The following is a non-exhaustive list of the most important changes:

  • When determining residency, it is important that nationality should also be examined in the future.
  •  The sale of shares over 50% of whose value is from real property can also be taxed according to the tax laws of the country where the real property  is situated.
  • The sale of moveable assets qualifying as the business assets of a fixed establishment located in another state can be taxed in this other state.
  • The “triple conditions" of income from employment do not apply to remuneration for employment within the framework of professional labour hire, and the 183 days is to be examined for any 12-month period rather than each calendar year.

 

 Attention should also be paid to the fact that the percentage thresholds of certain cases of dividend taxation have changed, the concept of “silent partner” is no longer in use, the concept of “interest” has been clarified, the definition of non-fixed establishment has been supplemented and the section intended to avoid “double non-taxation” arising from a different interpretation of the treaty has been incorporated into the provisions.

 

If you find you have questions in connection with the new treaty or any one of your employees may be affected by the changes, please contact consultants of BDO. ([email protected]; 1/235-3010)

 

 

 

Restriction on the right to deduct VAT – Request for preliminary ruling

 

Hungarian county courts has filed a request for a preliminary ruling from the Court of Justice of the European Union (ECJ) on two occasions in regard to a proceeding launched to investigate the matter of the restriction imposed by the Hungarian Tax Authority on the right to deduct VAT.

 

On one occasion the Tax Authority deprived the taxable person of his right to deduct VAT saying that out of the invoice he was not in possession of any document from the issuer of the invoice which certifies that it was in possession of the product, and it was entitled to supply it or satisfied its declaration obligations.
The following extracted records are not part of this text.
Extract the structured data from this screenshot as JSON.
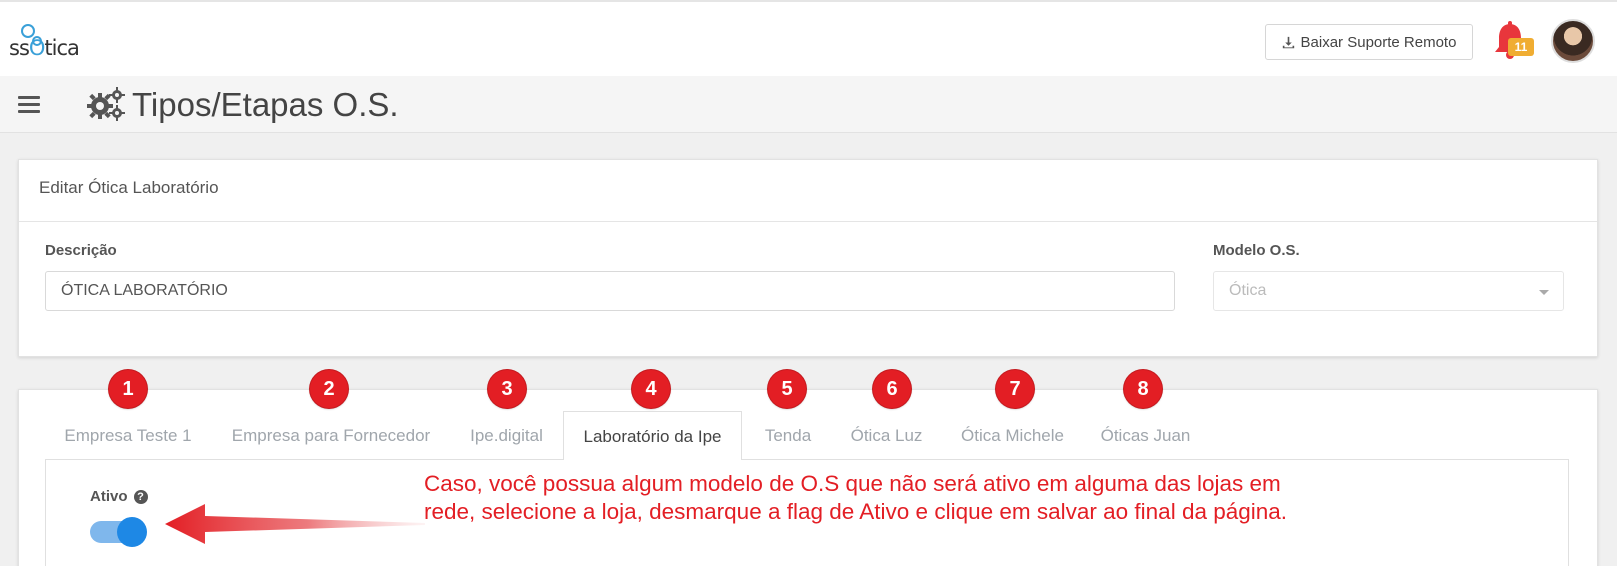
{
  "header": {
    "logo_text": "ssOtica",
    "suporte_label": "Baixar Suporte Remoto",
    "notifications_count": "11"
  },
  "titlebar": {
    "title": "Tipos/Etapas O.S."
  },
  "form": {
    "heading": "Editar Ótica Laboratório",
    "descricao_label": "Descrição",
    "descricao_value": "ÓTICA LABORATÓRIO",
    "modelo_label": "Modelo O.S.",
    "modelo_value": "Ótica"
  },
  "tabs": [
    {
      "label": "Empresa Teste 1",
      "marker": "1"
    },
    {
      "label": "Empresa para Fornecedor",
      "marker": "2"
    },
    {
      "label": "Ipe.digital",
      "marker": "3"
    },
    {
      "label": "Laboratório da Ipe",
      "marker": "4",
      "active": true
    },
    {
      "label": "Tenda",
      "marker": "5"
    },
    {
      "label": "Ótica Luz",
      "marker": "6"
    },
    {
      "label": "Ótica Michele",
      "marker": "7"
    },
    {
      "label": "Óticas Juan",
      "marker": "8"
    }
  ],
  "tab_content": {
    "ativo_label": "Ativo",
    "ativo_on": true
  },
  "annotation": {
    "line1": "Caso, você possua algum modelo de O.S que não será ativo em alguma das lojas em",
    "line2": "rede, selecione a loja, desmarque a flag de Ativo e clique em salvar ao final da página."
  },
  "colors": {
    "annotation": "#e31e24",
    "toggle": "#1e88e5",
    "badge": "#f0ad32",
    "bell": "#e8363c"
  }
}
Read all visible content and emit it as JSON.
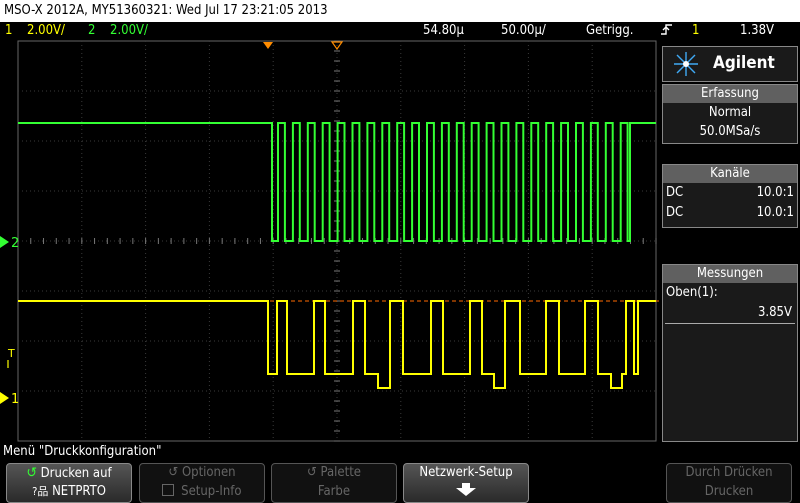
{
  "title_bar": {
    "text": "MSO-X 2012A, MY51360321: Wed Jul 17 23:21:05 2013"
  },
  "status": {
    "ch1_num": "1",
    "ch1_scale": "2.00V/",
    "ch2_num": "2",
    "ch2_scale": "2.00V/",
    "timebase": "54.80µ",
    "time_per_div": "50.00µ/",
    "trigger_mode": "Getrigg.",
    "trigger_source": "1",
    "trigger_level": "1.38V"
  },
  "markers": {
    "ch2_label": "2",
    "ch1_label": "1",
    "trigger_label": "T"
  },
  "side_panel": {
    "brand": "Agilent",
    "acquisition": {
      "header": "Erfassung",
      "mode": "Normal",
      "sample_rate": "50.0MSa/s"
    },
    "channels": {
      "header": "Kanäle",
      "rows": [
        {
          "coupling": "DC",
          "probe": "10.0:1",
          "color": "#ffff00"
        },
        {
          "coupling": "DC",
          "probe": "10.0:1",
          "color": "#33ff33"
        }
      ]
    },
    "measurements": {
      "header": "Messungen",
      "label": "Oben(1):",
      "value": "3.85V"
    }
  },
  "menu": {
    "label": "Menü \"Druckkonfiguration\""
  },
  "softkeys": {
    "print_line1": "Drucken auf",
    "print_line2": "NETPRTO",
    "options_line1": "Optionen",
    "options_line2": "Setup-Info",
    "palette_line1": "Palette",
    "palette_line2": "Farbe",
    "network_setup": "Netzwerk-Setup",
    "print_pressing_line1": "Durch Drücken",
    "print_pressing_line2": "Drucken"
  },
  "colors": {
    "ch1": "#ffff00",
    "ch2": "#33ff33",
    "grid": "#3a3a3a",
    "accent": "#33ff33"
  }
}
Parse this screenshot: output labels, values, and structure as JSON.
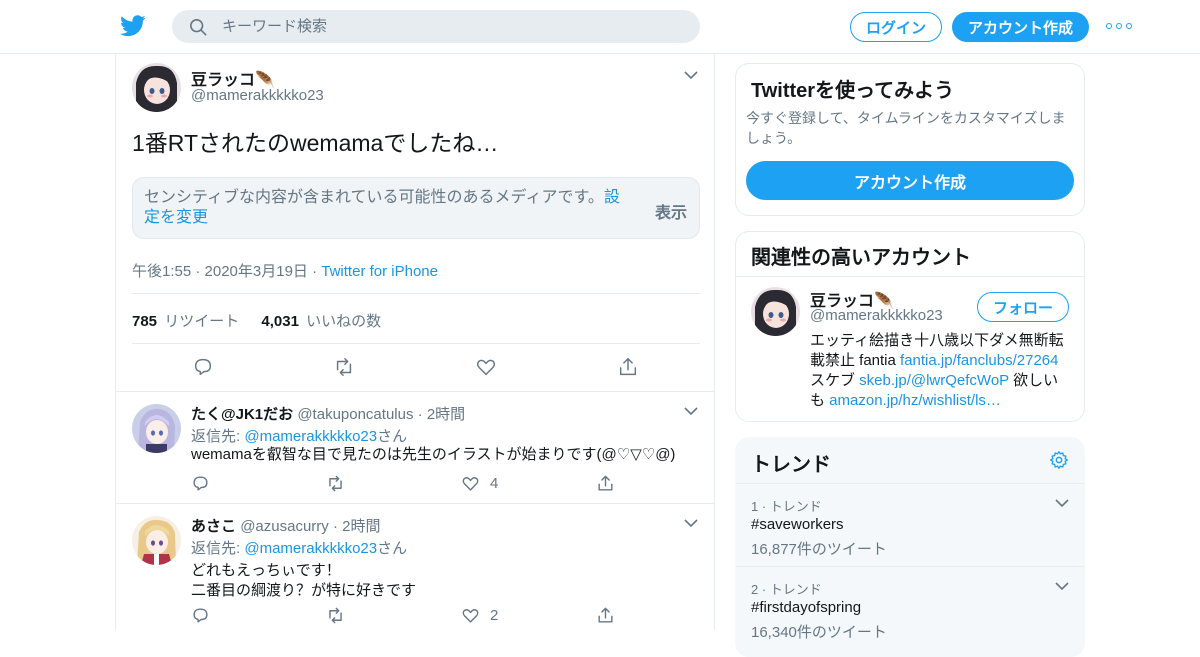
{
  "header": {
    "search_placeholder": "キーワード検索",
    "login": "ログイン",
    "signup": "アカウント作成"
  },
  "tweet": {
    "name": "豆ラッコ🪶",
    "handle": "@mamerakkkkko23",
    "text": "1番RTされたのwemamaでしたね…",
    "sensitive_text": "センシティブな内容が含まれている可能性のあるメディアです。",
    "sensitive_link": "設定を変更",
    "sensitive_show": "表示",
    "time": "午後1:55 · 2020年3月19日 · ",
    "source": "Twitter for iPhone",
    "retweets": "785",
    "retweets_label": "リツイート",
    "likes": "4,031",
    "likes_label": "いいねの数"
  },
  "replies": [
    {
      "name": "たく@JK1だお",
      "handle": "@takuponcatulus",
      "time": "2時間",
      "to_prefix": "返信先: ",
      "to_handle": "@mamerakkkkko23",
      "to_suffix": "さん",
      "text": "wemamaを叡智な目で見たのは先生のイラストが始まりです(@♡▽♡@)",
      "like_count": "4"
    },
    {
      "name": "あさこ",
      "handle": "@azusacurry",
      "time": "2時間",
      "to_prefix": "返信先: ",
      "to_handle": "@mamerakkkkko23",
      "to_suffix": "さん",
      "text_line1": "どれもえっちぃです！",
      "text_line2": "二番目の綱渡り？が特に好きです",
      "like_count": "2"
    }
  ],
  "sidebar": {
    "signup_card": {
      "title": "Twitterを使ってみよう",
      "subtitle": "今すぐ登録して、タイムラインをカスタマイズしましょう。",
      "button": "アカウント作成"
    },
    "related": {
      "title": "関連性の高いアカウント",
      "name": "豆ラッコ🪶",
      "handle": "@mamerakkkkko23",
      "follow": "フォロー",
      "bio_1": "エッティ絵描き十八歳以下ダメ無断転載禁止 fantia ",
      "bio_link1": "fantia.jp/fanclubs/27264",
      "bio_2": " スケブ ",
      "bio_link2": "skeb.jp/@lwrQefcWoP",
      "bio_3": " 欲しいも ",
      "bio_link3": "amazon.jp/hz/wishlist/ls…"
    },
    "trends": {
      "title": "トレンド",
      "items": [
        {
          "rank": "1 · トレンド",
          "tag": "#saveworkers",
          "count": "16,877件のツイート"
        },
        {
          "rank": "2 · トレンド",
          "tag": "#firstdayofspring",
          "count": "16,340件のツイート"
        }
      ]
    }
  },
  "colors": {
    "accent": "#1da1f2",
    "link": "#1b95e0",
    "muted": "#657786",
    "border": "#e6ecf0"
  }
}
The questions addressed to the European Court of Justice are (1) whether the Hungarian Tax Authority may require the recipient of the invoice to have such other documents that enable him to prove the law-abiding conduct of the issuer of the invoice and (2) whether the concept of “due diligence” under the Hungarian VAT Law is compatible with the principles of neutrality and proportionality.

 

On the other occasion the Hungarian Tax Authority restricted the taxable person’s right to deduct saying that the issuer of the invoice cannot demonstrate the legality of employing further subcontractors.  The questions addressed to the European Court of Justice are (1) whether the Hungarian Tax Authority can legally prohibit the reclaim of VAT if the identity of further subcontractors employed by the issuer of the invoice cannot be established, and (2) whether the authority must prove in the proceeding that the taxable person either was aware of unlawful conduct of the subcontracting companies or possibly engaged in.

 

We will closely follow the requests for preliminary rulings as they progress into further stages.